Unos barriles de petróleo se enojan y los millonarios de Wall Street corren a llorar al rincón

Must read

Wall Street inauguró septiembre con el humor de un recién divorciado, mandando todo al diablo y cerrando la jornada con números más rojos que cuenta de banco a fin de mes. El S&P 500 perdió un 0,71%, el Nasdaq se desplomó un 1,03% y el Dow Jones se unió a la fiesta con una caída del 0,79%. El culpable de este drama fue el fantasma de la inflación, que volvió a aparecer montado en un barril de petróleo a 90 dólares, listo para arruinarle la vida a los inversores.

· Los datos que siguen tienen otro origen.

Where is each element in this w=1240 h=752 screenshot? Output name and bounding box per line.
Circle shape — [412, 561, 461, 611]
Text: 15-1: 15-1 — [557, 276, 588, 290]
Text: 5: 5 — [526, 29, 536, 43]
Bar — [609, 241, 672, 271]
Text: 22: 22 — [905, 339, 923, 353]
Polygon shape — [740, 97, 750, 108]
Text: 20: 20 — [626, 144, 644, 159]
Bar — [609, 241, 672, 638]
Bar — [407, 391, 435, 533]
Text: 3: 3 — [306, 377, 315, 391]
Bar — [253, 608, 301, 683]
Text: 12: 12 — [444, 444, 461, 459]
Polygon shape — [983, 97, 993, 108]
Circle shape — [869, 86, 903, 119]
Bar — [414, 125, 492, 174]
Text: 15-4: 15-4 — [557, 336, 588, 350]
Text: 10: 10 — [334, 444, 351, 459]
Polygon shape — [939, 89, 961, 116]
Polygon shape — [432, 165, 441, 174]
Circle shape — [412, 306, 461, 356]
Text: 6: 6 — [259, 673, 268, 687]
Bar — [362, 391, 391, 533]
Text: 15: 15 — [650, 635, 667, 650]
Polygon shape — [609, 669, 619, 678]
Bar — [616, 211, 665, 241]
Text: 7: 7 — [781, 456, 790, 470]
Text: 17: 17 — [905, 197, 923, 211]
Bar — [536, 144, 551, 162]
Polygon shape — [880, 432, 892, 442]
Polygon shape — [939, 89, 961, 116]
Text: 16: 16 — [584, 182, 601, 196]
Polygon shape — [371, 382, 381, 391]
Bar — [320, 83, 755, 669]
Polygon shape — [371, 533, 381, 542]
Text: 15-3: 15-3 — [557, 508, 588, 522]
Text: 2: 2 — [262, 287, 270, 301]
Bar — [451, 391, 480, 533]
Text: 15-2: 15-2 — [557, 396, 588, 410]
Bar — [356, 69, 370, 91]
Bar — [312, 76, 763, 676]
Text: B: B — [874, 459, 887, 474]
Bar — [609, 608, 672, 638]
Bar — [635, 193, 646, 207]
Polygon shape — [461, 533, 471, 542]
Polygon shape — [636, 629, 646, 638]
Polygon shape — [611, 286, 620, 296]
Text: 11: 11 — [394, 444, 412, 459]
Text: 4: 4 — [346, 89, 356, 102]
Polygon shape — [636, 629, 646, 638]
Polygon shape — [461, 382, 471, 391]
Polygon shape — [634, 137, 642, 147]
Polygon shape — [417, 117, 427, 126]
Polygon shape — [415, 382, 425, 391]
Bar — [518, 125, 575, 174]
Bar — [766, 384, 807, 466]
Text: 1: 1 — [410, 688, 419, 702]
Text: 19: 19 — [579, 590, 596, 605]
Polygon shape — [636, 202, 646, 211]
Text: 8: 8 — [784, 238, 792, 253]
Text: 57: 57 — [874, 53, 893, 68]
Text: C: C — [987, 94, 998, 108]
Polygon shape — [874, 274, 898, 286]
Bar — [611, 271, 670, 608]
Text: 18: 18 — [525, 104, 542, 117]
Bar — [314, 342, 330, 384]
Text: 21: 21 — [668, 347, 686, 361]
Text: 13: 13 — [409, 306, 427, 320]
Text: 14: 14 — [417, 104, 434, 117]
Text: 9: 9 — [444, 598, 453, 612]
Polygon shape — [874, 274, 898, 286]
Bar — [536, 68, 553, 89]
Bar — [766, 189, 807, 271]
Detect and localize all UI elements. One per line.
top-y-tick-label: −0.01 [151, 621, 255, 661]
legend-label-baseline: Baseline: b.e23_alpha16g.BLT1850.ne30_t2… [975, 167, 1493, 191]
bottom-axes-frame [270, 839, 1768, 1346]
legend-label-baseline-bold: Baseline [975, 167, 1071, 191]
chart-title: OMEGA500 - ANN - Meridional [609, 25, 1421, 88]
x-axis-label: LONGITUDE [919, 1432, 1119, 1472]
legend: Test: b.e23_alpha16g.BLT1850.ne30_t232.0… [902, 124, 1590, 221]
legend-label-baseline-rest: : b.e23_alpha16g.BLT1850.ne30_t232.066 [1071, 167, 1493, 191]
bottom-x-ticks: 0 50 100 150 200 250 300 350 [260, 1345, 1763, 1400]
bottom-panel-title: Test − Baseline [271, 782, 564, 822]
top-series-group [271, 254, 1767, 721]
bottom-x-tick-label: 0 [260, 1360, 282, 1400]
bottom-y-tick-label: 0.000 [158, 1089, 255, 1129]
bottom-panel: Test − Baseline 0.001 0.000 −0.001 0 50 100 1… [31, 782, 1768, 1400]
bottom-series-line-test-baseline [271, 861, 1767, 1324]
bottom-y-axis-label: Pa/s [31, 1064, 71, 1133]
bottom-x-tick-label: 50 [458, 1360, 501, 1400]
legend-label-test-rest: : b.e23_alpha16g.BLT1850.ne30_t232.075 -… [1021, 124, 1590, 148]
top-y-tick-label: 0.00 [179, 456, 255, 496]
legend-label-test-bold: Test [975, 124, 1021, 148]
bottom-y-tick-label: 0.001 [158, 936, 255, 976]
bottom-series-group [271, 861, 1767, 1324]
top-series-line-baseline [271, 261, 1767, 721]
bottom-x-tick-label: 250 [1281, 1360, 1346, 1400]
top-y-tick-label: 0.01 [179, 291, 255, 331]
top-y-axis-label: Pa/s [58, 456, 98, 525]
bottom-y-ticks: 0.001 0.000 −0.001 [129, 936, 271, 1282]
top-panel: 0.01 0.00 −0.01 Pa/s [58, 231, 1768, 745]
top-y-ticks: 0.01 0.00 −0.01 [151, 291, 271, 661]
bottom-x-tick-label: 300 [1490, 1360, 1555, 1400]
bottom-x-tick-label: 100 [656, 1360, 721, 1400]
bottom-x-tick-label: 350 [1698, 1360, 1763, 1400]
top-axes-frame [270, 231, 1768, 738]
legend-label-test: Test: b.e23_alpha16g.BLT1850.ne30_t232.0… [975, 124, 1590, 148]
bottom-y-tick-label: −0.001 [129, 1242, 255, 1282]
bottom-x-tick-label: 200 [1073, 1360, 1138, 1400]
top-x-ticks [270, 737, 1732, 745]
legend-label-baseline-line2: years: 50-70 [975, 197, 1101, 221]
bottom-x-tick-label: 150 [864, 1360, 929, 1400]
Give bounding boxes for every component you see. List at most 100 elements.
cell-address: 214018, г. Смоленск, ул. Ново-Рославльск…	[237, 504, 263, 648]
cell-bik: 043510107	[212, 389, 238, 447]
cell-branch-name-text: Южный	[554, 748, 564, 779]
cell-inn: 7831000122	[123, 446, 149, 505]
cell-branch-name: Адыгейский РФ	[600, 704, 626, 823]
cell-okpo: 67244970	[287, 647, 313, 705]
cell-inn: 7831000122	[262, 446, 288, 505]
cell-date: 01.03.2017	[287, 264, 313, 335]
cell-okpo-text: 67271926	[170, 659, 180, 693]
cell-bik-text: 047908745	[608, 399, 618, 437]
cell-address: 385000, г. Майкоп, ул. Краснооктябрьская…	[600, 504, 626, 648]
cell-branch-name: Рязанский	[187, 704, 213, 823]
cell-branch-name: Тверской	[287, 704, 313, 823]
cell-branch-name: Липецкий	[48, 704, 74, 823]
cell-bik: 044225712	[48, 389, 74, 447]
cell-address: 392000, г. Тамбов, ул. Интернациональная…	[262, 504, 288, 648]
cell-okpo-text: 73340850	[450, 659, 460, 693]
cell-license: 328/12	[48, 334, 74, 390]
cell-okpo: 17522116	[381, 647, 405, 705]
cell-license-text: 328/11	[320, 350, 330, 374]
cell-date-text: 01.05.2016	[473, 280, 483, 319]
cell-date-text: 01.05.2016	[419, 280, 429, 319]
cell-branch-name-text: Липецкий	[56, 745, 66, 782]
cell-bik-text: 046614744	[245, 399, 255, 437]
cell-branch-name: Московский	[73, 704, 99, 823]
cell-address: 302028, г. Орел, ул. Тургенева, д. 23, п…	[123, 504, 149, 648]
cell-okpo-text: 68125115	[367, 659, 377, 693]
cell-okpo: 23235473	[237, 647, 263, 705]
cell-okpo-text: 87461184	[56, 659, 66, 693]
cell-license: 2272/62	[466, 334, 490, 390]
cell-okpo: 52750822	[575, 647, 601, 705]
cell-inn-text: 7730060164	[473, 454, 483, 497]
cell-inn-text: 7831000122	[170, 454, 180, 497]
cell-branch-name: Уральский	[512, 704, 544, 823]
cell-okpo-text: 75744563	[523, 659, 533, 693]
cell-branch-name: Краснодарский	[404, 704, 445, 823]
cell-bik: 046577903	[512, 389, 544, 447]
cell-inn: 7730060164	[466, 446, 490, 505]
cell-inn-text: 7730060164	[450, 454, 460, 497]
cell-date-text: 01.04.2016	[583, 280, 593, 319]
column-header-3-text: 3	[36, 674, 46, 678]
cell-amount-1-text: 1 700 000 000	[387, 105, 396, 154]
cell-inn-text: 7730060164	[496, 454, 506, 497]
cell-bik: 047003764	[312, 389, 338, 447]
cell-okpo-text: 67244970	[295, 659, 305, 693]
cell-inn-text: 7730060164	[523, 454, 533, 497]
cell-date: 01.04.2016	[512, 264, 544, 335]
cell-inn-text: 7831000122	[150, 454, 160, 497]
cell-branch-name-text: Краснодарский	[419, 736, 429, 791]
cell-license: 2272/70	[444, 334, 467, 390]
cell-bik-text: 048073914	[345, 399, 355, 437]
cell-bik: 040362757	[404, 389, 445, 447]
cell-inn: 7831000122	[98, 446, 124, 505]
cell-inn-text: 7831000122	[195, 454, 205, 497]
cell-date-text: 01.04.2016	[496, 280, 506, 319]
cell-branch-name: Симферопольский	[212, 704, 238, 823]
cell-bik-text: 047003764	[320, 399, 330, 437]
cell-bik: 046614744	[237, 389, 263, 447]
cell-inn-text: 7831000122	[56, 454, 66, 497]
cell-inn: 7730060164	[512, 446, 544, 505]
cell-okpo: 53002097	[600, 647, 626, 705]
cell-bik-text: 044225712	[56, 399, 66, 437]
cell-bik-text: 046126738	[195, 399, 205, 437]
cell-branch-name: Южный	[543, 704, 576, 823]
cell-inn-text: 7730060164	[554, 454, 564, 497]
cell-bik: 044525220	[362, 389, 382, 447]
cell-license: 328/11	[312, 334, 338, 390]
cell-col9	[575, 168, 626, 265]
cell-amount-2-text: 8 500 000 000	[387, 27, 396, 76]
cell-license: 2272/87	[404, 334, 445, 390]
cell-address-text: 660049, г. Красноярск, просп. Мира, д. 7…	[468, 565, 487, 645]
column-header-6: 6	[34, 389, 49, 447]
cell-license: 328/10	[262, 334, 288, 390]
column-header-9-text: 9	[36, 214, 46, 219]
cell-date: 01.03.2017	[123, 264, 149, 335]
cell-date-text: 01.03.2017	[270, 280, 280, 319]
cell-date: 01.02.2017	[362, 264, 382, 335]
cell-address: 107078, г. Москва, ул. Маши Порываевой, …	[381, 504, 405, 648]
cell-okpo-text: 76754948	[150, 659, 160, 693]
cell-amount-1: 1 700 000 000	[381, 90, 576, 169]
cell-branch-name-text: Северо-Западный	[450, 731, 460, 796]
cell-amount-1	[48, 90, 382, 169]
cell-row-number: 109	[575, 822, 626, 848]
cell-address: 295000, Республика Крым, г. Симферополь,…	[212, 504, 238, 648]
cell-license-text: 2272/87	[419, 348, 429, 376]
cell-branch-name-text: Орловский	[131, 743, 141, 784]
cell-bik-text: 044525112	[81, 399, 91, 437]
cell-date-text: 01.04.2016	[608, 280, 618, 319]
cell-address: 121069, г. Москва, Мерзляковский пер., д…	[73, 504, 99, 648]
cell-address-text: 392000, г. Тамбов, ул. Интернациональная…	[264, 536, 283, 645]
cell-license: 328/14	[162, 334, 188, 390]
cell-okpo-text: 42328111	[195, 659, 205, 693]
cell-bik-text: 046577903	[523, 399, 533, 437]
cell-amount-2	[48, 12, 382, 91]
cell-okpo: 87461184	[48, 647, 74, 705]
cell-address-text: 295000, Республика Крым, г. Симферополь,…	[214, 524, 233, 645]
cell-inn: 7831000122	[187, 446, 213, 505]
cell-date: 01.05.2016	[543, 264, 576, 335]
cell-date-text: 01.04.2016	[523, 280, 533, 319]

El principal detonante del berrinche bursátil llegó desde Medio Oriente, donde Estados Unidos e Irán decidieron que la paz era aburrida y reanudaron su tóxica relación. Después de que Donald Trump acusara a Teherán de poner minas en el estrecho de Ormuz, se desató un intercambio de ataques que no se veía en casi un mes. Irán, por su parte, prometió un “castigo severo”, lo que en el lenguaje diplomático significa que la cosa se va a poner fea de verdad.

Como era de esperarse, este nuevo capítulo de la saga hizo que el precio del crudo se disparara más que la cuenta del supermercado. El petróleo WTI subió un 5,2% y superó los 90 dólares por barril, acumulando un avance de más del 55% en lo que va del año. Esta subida le recordó a todo el mundo que, aunque el secretario del Tesoro diga que el estrecho de Ormuz pronto será irrelevante, por ahora sigue siendo el interruptor principal de la economía global.

Este súbito encarecimiento del combustible le susurró al oído a la Reserva Federal la palabra mágica: “subir tasas”. La posibilidad de que el dinero se vuelva más caro para frenar la inflación tiene a los mercados con los pelos de punta. Los operadores ya dan por hecho, con una probabilidad cercana al 70%, que la Fed aplicará un aumento de tasas este mismo mes. El gobernador Michael Barr reforzó el mensaje, afirmando que si la inflación no se calma, actuarán “con decisión”.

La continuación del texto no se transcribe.